No decurso da minha formação filosófica, o autor que foi mais determinante na sinalização dessa relação essencial entre o pensamento e linguagem foi o alemão Martin Heidegger. Ao longo de toda a sua obra, essa sinalização é, com efeito, uma constante. Daí que o exercício do pensamento em Heidegger seja, desde logo, um exercício linguístico. Ninguém mais do que ele, no século XX, explorou os limites da língua alemã.”

Fundamentos e Firmamentos da Filosofia Lusófona (ver aqui em ficheiro PDF)

1/ Há aqui uma aparente contradição do Renato Epifânio: por um lado, “todo o pensamento é sempre verbal”; por outro lado, “a linguagem é, dir-se-ia, a “matéria” através da qual o pensamento se corporiza, se constitui”. Ora, se “todo o pensamento é sempre já verbal”, então segue-se que linguagem não pode ser logicamente uma consequência (não pode ser a “corporização”) do pensamento (como está implícita na ideia do Renato Epifânio).

2/ “Pensamento” confunde-se praticamente com “consciência”.

3/ A relação entre o pensamento e a linguagem pode ser comparada à relação entre um pianista e um piano: embora o pianista precise do piano para tocar, o pianista pode subsistir sem o piano e não deixa de ser pianista por isso. É certo que a linguagem exprime o pensamento, mas não são “coetâneos”, ou seja, não podem ser colocados em um mesmo nível existencial ou axiomático ou de nexo causal.

4/ A consciência (traduzida pelo pensamento) é uma experiência originária — comprovável a nível intersubjectivo — que antecede a experiência objectiva (traduzida pela linguagem), tanto em termos lógicos como também em termos existenciais.

5/ A ideia do Renato Epifânio segundo a qual “não há um pensamento que exista antes da linguagem” tem como característica a auto-referência circular (auto-referencialidade).

Vejamos, por exemplo, a seguinte proposição:

“Houve um tempo em que eu não vivia, e chegará um tempo em que eu já não viverei”.

Na tentativa de pensar a minha própria não-existência, tenho que fabricar uma imagem de mim próprio como se eu fosse outra pessoa. Porém, é um facto que não podemos saltar fora de nós próprios (não podemos saltar fora da nossa consciência, e, por isso, saltar fora do nosso pensamento) de modo a pensarmo-nos a partir do exterior (a partir do conceito de “linguagem”).
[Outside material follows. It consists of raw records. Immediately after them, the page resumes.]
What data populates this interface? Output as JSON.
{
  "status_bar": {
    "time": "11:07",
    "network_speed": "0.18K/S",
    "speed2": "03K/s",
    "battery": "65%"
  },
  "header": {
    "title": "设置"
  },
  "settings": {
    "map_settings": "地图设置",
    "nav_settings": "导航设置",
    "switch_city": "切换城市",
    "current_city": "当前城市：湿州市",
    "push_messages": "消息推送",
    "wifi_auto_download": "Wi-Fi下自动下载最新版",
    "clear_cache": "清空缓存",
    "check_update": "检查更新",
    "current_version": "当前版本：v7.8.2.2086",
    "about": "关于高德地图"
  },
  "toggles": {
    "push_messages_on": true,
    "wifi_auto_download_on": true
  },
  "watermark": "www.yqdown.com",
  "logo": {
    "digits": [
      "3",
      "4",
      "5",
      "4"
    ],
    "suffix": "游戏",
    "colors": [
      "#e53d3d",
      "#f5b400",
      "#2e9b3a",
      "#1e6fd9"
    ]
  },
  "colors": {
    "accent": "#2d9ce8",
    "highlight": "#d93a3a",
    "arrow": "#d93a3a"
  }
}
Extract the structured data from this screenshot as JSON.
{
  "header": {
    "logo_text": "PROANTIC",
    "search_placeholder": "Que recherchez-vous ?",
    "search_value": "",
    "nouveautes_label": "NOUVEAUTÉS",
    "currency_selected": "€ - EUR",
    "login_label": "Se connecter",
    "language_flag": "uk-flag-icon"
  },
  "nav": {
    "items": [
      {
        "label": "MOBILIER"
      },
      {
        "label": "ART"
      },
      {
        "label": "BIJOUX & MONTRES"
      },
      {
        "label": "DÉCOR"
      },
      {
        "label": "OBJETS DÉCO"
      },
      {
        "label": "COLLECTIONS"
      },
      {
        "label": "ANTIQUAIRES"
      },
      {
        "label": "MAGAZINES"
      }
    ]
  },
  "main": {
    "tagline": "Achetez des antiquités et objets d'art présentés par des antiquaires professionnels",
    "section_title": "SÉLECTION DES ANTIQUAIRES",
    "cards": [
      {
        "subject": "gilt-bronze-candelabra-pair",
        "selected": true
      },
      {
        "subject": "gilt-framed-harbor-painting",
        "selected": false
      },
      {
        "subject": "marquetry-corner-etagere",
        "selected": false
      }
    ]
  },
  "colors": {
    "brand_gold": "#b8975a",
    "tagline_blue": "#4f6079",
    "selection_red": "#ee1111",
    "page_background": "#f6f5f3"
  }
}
Se me penso a partir do exterior (a partir da linguagem), não me penso a mim; se me penso a partir do interior (a partir da minha consciência), então segue-se que não posso pensar como seria não existir (ou como seria não ter linguagem).

6/ Pergunto-me como é possível a alguém que se diz de Direita (como é o caso do Renato Epifânio) dar tanta importância a Heidegger — a não ser que considere que o nacional-socialismo alemão era de Direita.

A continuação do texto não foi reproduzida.